A Deadly Education (The Scholomance, #1)(71)
We got together in the shop the next day, during work period, and Chloe gave me and Aadhya each a power-sharer. When I clasped it round my wrist, I tugged experimentally and got a line of mana that felt roughly like a hose being fed by the Atlantic. I’d already known that the enclavers had access to gobs of mana, loads more than the rest of us, but I hadn’t realized how much more. I could’ve razed a city or two without even making a dent. I had to work really hard not to just start pulling it down as wildly as if I didn’t have any basic mana control of my own. I couldn’t help but tell that I could’ve filled every crystal I had, twice over, with a few good gulps.
Orion trotted round the supply bins to collect up all the materials for us, with about as much hesitation as usual. He was less exhausted this morning; I’d made him go to bed early last night, on the grounds that whoever was going to get munched during the night was going to get munched just as much along with everyone else in the school on Sunday if he couldn’t keep the mals off us while we worked.
“I still think it would be a really good idea for us to get some more people in on this,” Chloe said, looking around nervously. The shop was completely deserted: after yesterday’s excitement, no one was risking it down here unless they absolutely had to go to class, and anyway, I doubt she’d ever been in the shop with less than ten kids around her. Ibrahim and Liu had come along with us to stand watch—well, Liu was standing watch, and Ibrahim was trailing Orion around the room trying to chat with him—but that was it.
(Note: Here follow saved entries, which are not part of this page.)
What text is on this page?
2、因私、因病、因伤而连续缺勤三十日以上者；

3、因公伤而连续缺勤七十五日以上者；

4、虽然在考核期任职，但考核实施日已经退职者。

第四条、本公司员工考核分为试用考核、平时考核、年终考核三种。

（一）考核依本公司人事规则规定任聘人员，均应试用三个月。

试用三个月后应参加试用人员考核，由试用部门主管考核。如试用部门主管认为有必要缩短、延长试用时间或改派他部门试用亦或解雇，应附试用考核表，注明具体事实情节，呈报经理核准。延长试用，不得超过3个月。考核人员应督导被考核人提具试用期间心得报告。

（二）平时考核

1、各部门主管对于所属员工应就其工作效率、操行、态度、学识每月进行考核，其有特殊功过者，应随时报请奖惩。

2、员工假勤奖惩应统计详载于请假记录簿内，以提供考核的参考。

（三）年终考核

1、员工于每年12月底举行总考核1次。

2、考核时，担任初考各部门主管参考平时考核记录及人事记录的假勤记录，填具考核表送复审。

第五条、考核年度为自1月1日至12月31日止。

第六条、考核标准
“Ready?” I asked Aadhya, ignoring Chloe; then I spoke the phase-change incantation and pushed the first few inches of the bar of wrought iron we were testing with—left over from some failed project, presumably—into liquid form. Aadhya had the crucible heated and waiting, right underneath it, and as soon as the metal ran in, she sprinkled in the soot with her free hand, in a smooth pattern, frowning in concentration as she made them merge. Then she gave me a quick nod, tipped the crucible over the edge of the rod where the iron had been, and I shoved the metal back into a solid form.
It did go solid. However, only just barely solid. The blob of metal plonked down on the workbench surface, sizzled violently, melted a hole straight through and fell down towards the shelf underneath, smashed a hole through a stack of panes of glass, set the tarp that was covering them on fire, melted through the second shelf, fell to the floor, melted straight through that, and was gone.
There was some yelling and flailing—I may have done some myself—before Aadhya grabbed four of the powders she’d asked Orion for, clapped them together, and threw them onto the cheerfully spreading fire. Once that was out, we all gathered and peered down at the hole nervously. It went all the way through what turned out to be an uncomfortably thin floor. All I could make out in the darkness down there, at least from a cautious distance, was one very rusty pipe running past, with a circle of five antique vials, the kind of artifice you only see anymore in museum pieces, turning round and steadily doling out drops of different alchemical substances into an opening in the top of the pipe.
“Do you think any of the mals will try and get in through there?” Ibrahim said.
“Let’s fix it and not find out,” Aadhya said. “Orion, can you get some more—” and then we all belatedly noticed that Orion couldn’t get anything, because he wasn’t standing with us: he was at the doorway busy killing a slipslider that had come to investigate our yelling with a dream in its heart, or at least its digestion.
“Yeah?” he said, coming back, breathing only a little hard, after tossing what was left of the slipslider back out into the hall: when it had tried to squirm out of his grip by dumping its outer layer, he’d grabbed the half-shed skin, pulled it back over the head, and tied it in a knot and kept it that way until it strangled. That wasn’t how you were supposed to kill them, but it seemed to have worked fine.
It was just as well that we were practicing. It took me several tries to learn how to convince the metal to go back into a really solid form, not to mention back into the specific shape that it had started in, but even once I had, it still wasn’t coming out right. I didn’t melt any more holes through the floor, but I left a dozen contorted lumps of metal that didn’t really look like steel stuck firmly to the surface of the table.
Chloe said suddenly, “Hey, if it’s steel, don’t you need to fold it?”
It turned out her dad was an artificer, too: that’s how he and Orion’s dad knew each other. Aadhya looked it up in the metallurgy textbook she’d brought and discovered she was right. “Right, okay, you need to envision the final shape being made up of like one thin layer folded back and forth on itself, like puff pastry or something, instead of a solid block.”
Using that mental image got me a substance that seemed approximately right. But it became even harder to work out the right pace for me and Aadhya to go so that we could convert the iron in a continuous process. About half of the iron rod ended up in tidy one-or two-inch separate sections scattered around the table.
And then we hit our stride, swapped out six inches in a row without stopping, and suddenly it was easy, as easy as the wood, as easy as the silver. Aadhya actually laughed out loud. “Oh my God, this is amazing!” she said, holding up the rod, half of it new steel bright and shining, patterned with wavy lines, right up to the hard edge where it met the old blackened iron. “Just look at this, this is so cool.”